Big Tech is fueling an AI "arms race": It could be terrifying -- or just a giant scam

#artificialintelligence 

Early in the 2020 presidential campaign, Democratic candidates Pete Buttigieg and Andrew Yang tried to build political momentum around the claim that the United States is losing ground in a new arms race with China -- not over nuclear missiles or conventional arms but artificial intelligence, or AI. Around the same time, former President Trump launched the American AI Initiative, which sought to marshal AI technologies against "adversarial nations for the security of our economy and our nation," as Trump's top technology adviser put it.

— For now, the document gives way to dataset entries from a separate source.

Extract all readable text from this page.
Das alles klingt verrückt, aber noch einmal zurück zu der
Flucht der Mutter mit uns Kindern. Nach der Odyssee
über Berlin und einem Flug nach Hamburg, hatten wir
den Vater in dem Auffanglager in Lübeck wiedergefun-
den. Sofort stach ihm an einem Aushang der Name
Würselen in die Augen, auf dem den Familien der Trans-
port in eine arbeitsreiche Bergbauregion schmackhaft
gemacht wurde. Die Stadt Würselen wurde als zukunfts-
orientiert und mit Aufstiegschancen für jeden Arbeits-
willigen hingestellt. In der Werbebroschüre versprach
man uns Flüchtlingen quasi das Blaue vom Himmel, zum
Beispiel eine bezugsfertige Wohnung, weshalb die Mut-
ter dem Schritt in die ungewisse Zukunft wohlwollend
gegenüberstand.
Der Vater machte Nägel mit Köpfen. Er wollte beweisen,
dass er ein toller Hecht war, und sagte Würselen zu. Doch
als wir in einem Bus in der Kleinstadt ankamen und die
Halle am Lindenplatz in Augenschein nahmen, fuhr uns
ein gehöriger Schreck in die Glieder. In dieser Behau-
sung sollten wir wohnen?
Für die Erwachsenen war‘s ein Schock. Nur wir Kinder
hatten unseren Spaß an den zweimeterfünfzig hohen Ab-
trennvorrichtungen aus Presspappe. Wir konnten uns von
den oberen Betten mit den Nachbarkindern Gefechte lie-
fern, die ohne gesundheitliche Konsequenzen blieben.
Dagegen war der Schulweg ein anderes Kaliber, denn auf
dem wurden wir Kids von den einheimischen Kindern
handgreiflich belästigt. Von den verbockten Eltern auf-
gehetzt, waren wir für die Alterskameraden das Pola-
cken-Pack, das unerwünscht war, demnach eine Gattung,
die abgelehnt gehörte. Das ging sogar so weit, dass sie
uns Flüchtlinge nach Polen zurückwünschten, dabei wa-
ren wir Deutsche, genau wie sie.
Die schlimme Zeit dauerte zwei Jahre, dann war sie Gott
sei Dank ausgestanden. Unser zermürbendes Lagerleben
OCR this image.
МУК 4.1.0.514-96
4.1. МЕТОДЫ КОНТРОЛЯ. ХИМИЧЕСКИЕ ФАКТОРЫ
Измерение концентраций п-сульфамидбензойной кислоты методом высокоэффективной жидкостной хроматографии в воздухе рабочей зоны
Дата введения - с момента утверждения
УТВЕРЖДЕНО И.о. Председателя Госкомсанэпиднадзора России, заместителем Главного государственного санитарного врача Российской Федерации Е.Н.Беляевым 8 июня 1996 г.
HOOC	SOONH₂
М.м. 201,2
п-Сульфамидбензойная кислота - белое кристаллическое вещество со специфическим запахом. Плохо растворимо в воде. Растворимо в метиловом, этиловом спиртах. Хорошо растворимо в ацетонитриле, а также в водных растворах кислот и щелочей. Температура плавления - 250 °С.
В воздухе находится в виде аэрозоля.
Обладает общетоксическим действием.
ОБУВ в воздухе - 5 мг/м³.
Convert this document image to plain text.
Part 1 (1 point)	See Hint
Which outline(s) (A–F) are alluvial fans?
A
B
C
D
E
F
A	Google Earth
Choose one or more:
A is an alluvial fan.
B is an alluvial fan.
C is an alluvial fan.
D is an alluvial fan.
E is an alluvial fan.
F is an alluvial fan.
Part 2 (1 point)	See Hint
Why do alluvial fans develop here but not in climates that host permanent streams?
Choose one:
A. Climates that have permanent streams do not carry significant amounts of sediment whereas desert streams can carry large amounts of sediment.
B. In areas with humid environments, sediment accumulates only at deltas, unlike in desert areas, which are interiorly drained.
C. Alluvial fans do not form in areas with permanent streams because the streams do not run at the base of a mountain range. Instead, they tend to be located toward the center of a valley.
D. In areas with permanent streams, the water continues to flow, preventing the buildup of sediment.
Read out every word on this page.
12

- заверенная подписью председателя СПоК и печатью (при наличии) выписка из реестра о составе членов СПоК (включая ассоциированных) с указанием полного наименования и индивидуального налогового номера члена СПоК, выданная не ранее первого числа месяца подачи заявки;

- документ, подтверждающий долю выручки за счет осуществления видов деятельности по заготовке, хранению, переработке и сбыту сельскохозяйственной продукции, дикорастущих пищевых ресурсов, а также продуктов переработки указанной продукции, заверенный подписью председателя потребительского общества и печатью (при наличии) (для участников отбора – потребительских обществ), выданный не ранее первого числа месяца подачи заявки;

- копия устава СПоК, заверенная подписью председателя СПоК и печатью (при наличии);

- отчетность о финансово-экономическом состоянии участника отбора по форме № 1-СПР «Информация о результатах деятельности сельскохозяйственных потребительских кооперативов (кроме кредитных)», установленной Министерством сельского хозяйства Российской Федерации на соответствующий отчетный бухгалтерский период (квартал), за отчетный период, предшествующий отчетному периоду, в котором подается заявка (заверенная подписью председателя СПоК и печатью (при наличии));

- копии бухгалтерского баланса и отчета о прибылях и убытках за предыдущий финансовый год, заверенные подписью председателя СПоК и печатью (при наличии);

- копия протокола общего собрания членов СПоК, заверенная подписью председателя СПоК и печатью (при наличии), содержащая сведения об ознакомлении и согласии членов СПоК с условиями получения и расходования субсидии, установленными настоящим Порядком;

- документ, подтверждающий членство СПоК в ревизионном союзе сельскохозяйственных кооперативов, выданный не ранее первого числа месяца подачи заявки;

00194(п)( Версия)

Buttigieg, Yang and Trump may have agreed about little else, but they appeared to go along with the nonpartisan think tanks and public policy organizations –– many of them funded by weapons contractors –– that have worked to promote the supposedly alarming possibility that China and Russia may be "beating" the U.S. in defense applications for AI. Hawkish or "centrist" research organizations like the Center for New American Security (CNAS), the Brookings Institution and the Heritage Foundation, despite their policy and ideological differences in many areas, have argued that America must ratchet up spending on AI research and development, lest it lose its place as No. 1. Just last week, the National Security Commission on Artificial Intelligence (NSCAI) published a sweeping 756-page report, culminating two years of work following the 2019 National Defense Authorization Act, asking Congress to authorize a $40 billion federal investment in AI research and development, which the NSCAI calls "a modest down payment."